The audit identified the department had failed to establish safe and secure accommodation and environments for children in emergency accommodation.

The state spent $300 million on emergency accommodation in the 2022/23 financial year, while there were more than 14,400 children in out-of-home care at the end of that period.

Families and Communities Minister Kate Washington said reform of the system was under way but there remained "significant issues in every direction", as highlighted by the auditor-general.

"For the sake of vulnerable children in families right across NSW, we are determined to fix the broken child-protection system that we inherited," she said.

Changes in the works included a team being put in place to move children out of emergency accommodation and into home-based care and a workforce strategy to address the retention and recruitment of qualified staff.

The Public Service Association said the report confirmed what caseworkers had been saying for years about the failing system.

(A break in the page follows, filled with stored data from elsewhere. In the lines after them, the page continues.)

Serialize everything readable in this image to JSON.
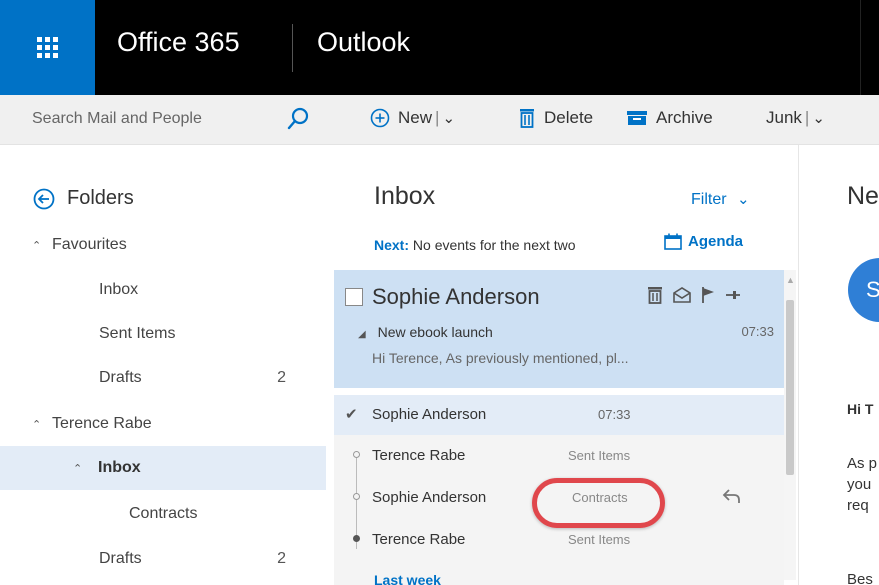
{
  "topbar": {
    "brand": "Office 365",
    "app": "Outlook",
    "waffle_icon": "app-launcher-icon",
    "colors": {
      "waffle_bg": "#0072c6",
      "bar_bg": "#000000"
    }
  },
  "search": {
    "placeholder": "Search Mail and People",
    "icon": "search-icon"
  },
  "toolbar": {
    "new_label": "New",
    "delete_label": "Delete",
    "archive_label": "Archive",
    "junk_label": "Junk"
  },
  "folders": {
    "title": "Folders",
    "favourites": {
      "label": "Favourites",
      "items": [
        {
          "label": "Inbox",
          "count": ""
        },
        {
          "label": "Sent Items",
          "count": ""
        },
        {
          "label": "Drafts",
          "count": "2"
        }
      ]
    },
    "account": {
      "label": "Terence Rabe",
      "items": [
        {
          "label": "Inbox",
          "count": "",
          "selected": true
        },
        {
          "label": "Contracts",
          "count": ""
        },
        {
          "label": "Drafts",
          "count": "2"
        }
      ]
    }
  },
  "message_list": {
    "title": "Inbox",
    "filter_label": "Filter",
    "next_label": "Next:",
    "next_text": "No events for the next two",
    "agenda_label": "Agenda",
    "selected_message": {
      "sender": "Sophie Anderson",
      "subject": "New ebook launch",
      "time": "07:33",
      "preview": "Hi Terence,   As previously mentioned, pl..."
    },
    "thread": {
      "head": {
        "sender": "Sophie Anderson",
        "time": "07:33"
      },
      "rows": [
        {
          "sender": "Terence Rabe",
          "folder": "Sent Items"
        },
        {
          "sender": "Sophie Anderson",
          "folder": "Contracts"
        },
        {
          "sender": "Terence Rabe",
          "folder": "Sent Items"
        }
      ]
    },
    "section_label": "Last week"
  },
  "reading_pane": {
    "title": "Ne",
    "avatar_initial": "S",
    "greeting": "Hi T",
    "lines": [
      "As p",
      "you",
      "req",
      "Bes"
    ]
  },
  "colors": {
    "accent": "#0072c6",
    "highlight": "#e0474c",
    "selected_bg": "#cde0f3"
  }
}
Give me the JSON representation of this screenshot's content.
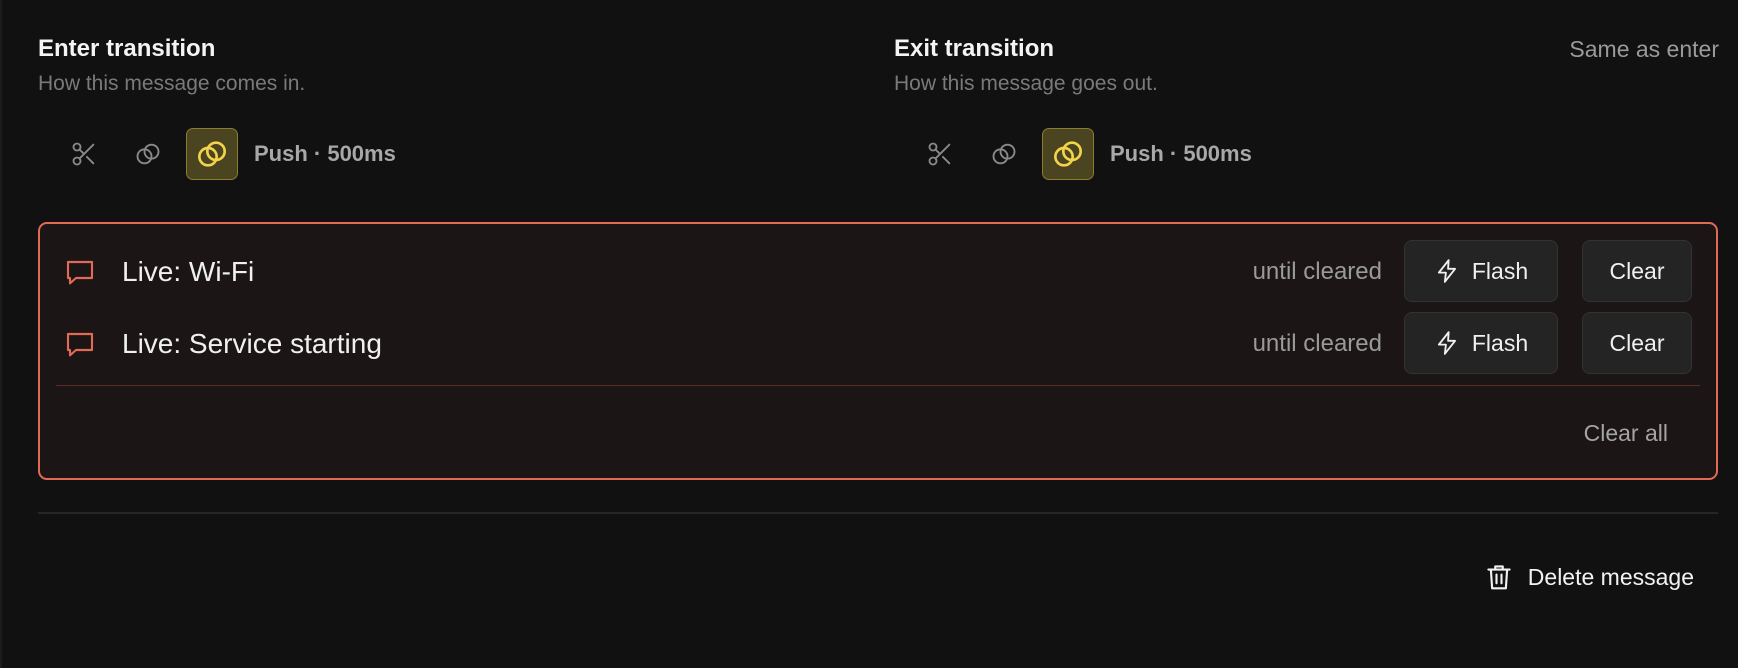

"Most people would be shocked to learn only one in four kids reported as at risk of serious harm to child protection services by police, nurses or teachers is actually seen because there simply aren't enough child protection caseworkers," general secretary Stewart Little said.

"So that means child protection caseworkers only see the very worst cases."

A separate audit report into the rights of Indigenous children in the child-protection system found the department could not demonstrate its compliance with legislated principles and had failed to deliver on strategies and reforms in the past five years.

This failure was partially due to insufficient governance and accountability arrangements, it said.

Indigenous children made up 45 per cent of those in out-of-home care despite accounting for only seven per cent of children in the state.